The Spark
Everyone hates spam (except for the people who spam), and its a problem on any popular platform. And like the problem of scale, its something everyone has to deal with, and almost always is never really solved. Maybe theres a way I can help Twitter reduce the amount of spam on their platform.
The Theory
I may be able to reduce the amount of spam on the Twittersphere by listening to the public timeline and computationally analyze tweets that could be spam and determine what is the liklihood that they are a spam account. Then, automatically report high likelihood users to Twitter using their REST API. The two biggest challenges I see with this project is accuracy of finding actual spammers, which needs to be near perfect, and being able to do that on a very large scale. But the good news is even a small improvement over Twitter’s spam engineers can have a significant result.

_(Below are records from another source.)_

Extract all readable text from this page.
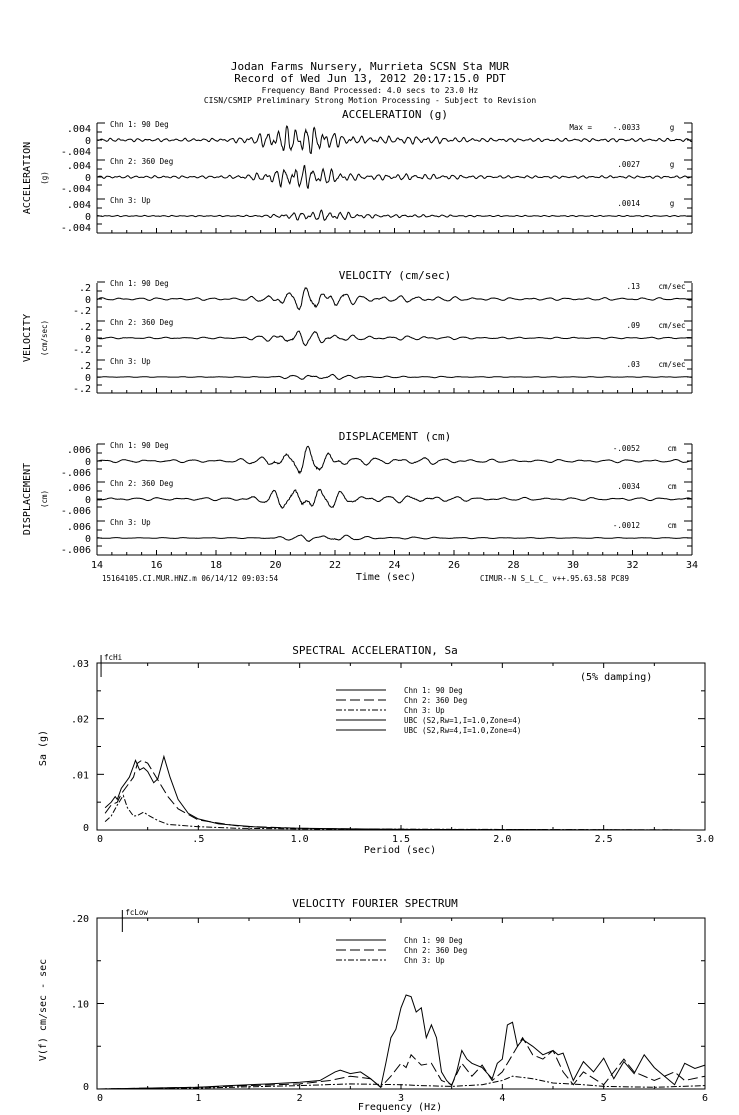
Jodan Farms Nursery, Murrieta SCSN Sta MUR
Record of Wed Jun 13, 2012 20:17:15.0 PDT
Frequency Band Processed: 4.0 secs to 23.0 Hz
CISN/CSMIP Preliminary Strong Motion Processing - Subject to Revision
ACCELERATION (g)
VELOCITY (cm/sec)
DISPLACEMENT (cm)
ACCELERATION (g)
VELOCITY (cm/sec)
DISPLACEMENT (cm)
.004
0
-.004
Chn 1: 90 Deg	Max =	-.0033	g
.004
0
-.004
Chn 2: 360 Deg	.0027	g
.004
0
-.004
Chn 3: Up	.0014	g
.2
0
-.2
Chn 1: 90 Deg	.13 cm/sec
.2
0
-.2
Chn 2: 360 Deg	.09 cm/sec
.2
0
-.2
Chn 3: Up	.03 cm/sec
.006
0
-.006
Chn 1: 90 Deg	-.0052	cm
.006
0
-.006
Chn 2: 360 Deg	.0034	cm
.006
0
-.006
Chn 3: Up	-.0012	cm
14	16	18	20	22	24	26	28	30	32	34
Time (sec)
15164105.CI.MUR.HNZ.m 06/14/12 09:03:54	CIMUR--N S_L_C_ v++.95.63.58 PC89
SPECTRAL ACCELERATION, Sa
Sa (g)
Period (sec)
(5% damping)
0	.5	1.0	1.5	2.0	2.5	3.0
0
.01
.02
.03
fcHi
Chn 1: 90 Deg
Chn 2: 360 Deg
Chn 3: Up
UBC (S2,Rw=1,I=1.0,Zone=4)
UBC (S2,Rw=4,I=1.0,Zone=4)
VELOCITY FOURIER SPECTRUM
V(f) cm/sec - sec
Frequency (Hz)
0	1	2	3	4	5	6
0
.10
.20
fcLow
Chn 1: 90 Deg
Chn 2: 360 Deg
Chn 3: Up
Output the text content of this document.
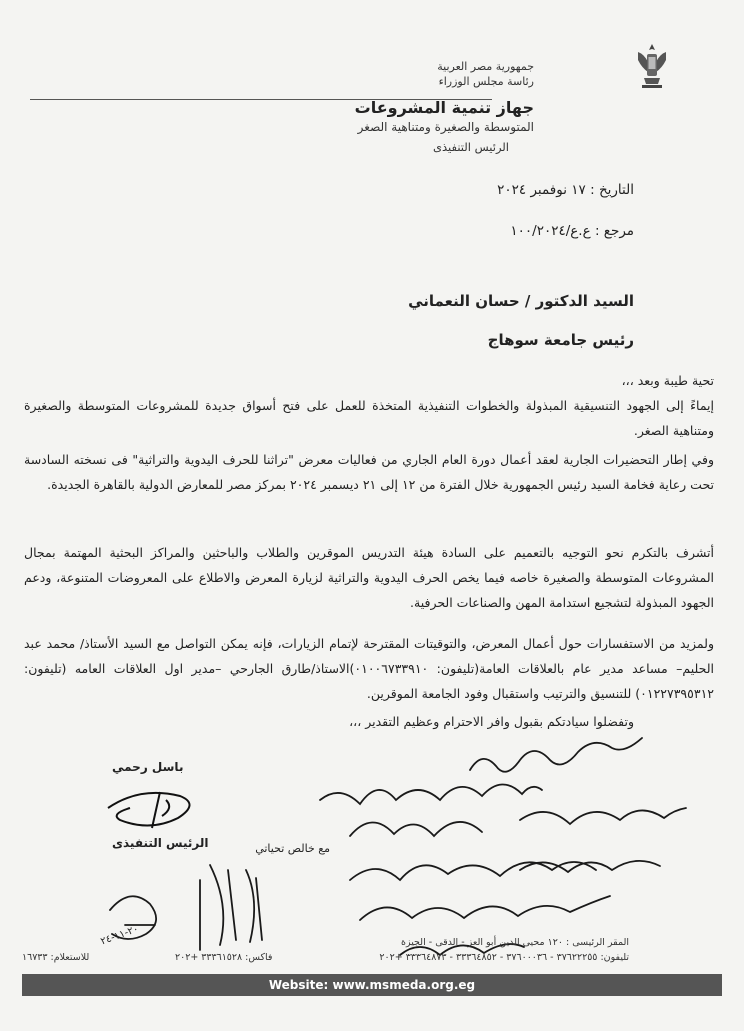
جمهورية مصر العربية
رئاسة مجلس الوزراء
جهاز تنمية المشروعات
المتوسطة والصغيرة ومتناهية الصغر
الرئيس التنفيذى
التاريخ : ١٧ نوفمبر ٢٠٢٤
مرجع : ع.ع/١٠٠/٢٠٢٤
السيد الدكتور / حسان النعماني
رئيس جامعة سوهاج
تحية طيبة وبعد ،،،
إيماءً إلى الجهود التنسيقية المبذولة والخطوات التنفيذية المتخذة للعمل على فتح أسواق جديدة للمشروعات المتوسطة والصغيرة ومتناهية الصغر.
وفي إطار التحضيرات الجارية لعقد أعمال دورة العام الجاري من فعاليات معرض "تراثنا للحرف اليدوية والتراثية" فى نسخته السادسة تحت رعاية فخامة السيد رئيس الجمهورية خلال الفترة من ١٢ إلى ٢١ ديسمبر ٢٠٢٤ بمركز مصر للمعارض الدولية بالقاهرة الجديدة.
أتشرف بالتكرم نحو التوجيه بالتعميم على السادة هيئة التدريس الموقرين والطلاب والباحثين والمراكز البحثية المهتمة بمجال المشروعات المتوسطة والصغيرة خاصه فيما يخص الحرف اليدوية والتراثية لزيارة المعرض والاطلاع على المعروضات المتنوعة، ودعم الجهود المبذولة لتشجيع استدامة المهن والصناعات الحرفية.
ولمزيد من الاستفسارات حول أعمال المعرض، والتوقيتات المقترحة لإتمام الزيارات، فإنه يمكن التواصل مع السيد الأستاذ/ محمد عبد الحليم– مساعد مدير عام بالعلاقات العامة(تليفون: ٠١٠٠٦٧٣٣٩١٠)الاستاذ/طارق الجارحي –مدير اول العلاقات العامه (تليفون: ٠١٢٢٧٣٩٥٣١٢) للتنسيق والترتيب واستقبال وفود الجامعة الموقرين.
وتفضلوا سيادتكم بقبول وافر الاحترام وعظيم التقدير ،،،
باسل رحمي
الرئيس التنفيذى	مع خالص تحياتي
٢٠-١١-٢٤
المقر الرئيسى : ١٢٠ محيى الدين أبو العز - الدقى - الجيزة
تليفون: ٣٧٦٢٢٢٥٥ - ٣٧٦٠٠٠٣٦ - ٣٣٣٦٤٨٥٢ - ٣٣٣٦٤٨٧٣ +٢٠٢
فاكس: ٣٣٣٦١٥٢٨ +٢٠٢
للاستعلام: ١٦٧٣٣
Website: www.msmeda.org.eg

Even finding a spammer 30 minutes before Twitter does can result in decent sized decline of spam because a spammer may send out 5 or 10 more spam tweets between when I find them and when Twitter does.
The Lab
For my testing and development environment, I’m choosing to use python because its easy to code in (not a lot of lines of code), and I can run it easily on any server. To help with the Twitter integration I am using Tweepy. Once testing and development is nearly completed, I plan on continuously running my program on a homegrown scalable Amazon EC2 cluster with a webpage displaying live metrics of its performance including how many spammers found, how accurate are my reports, etc.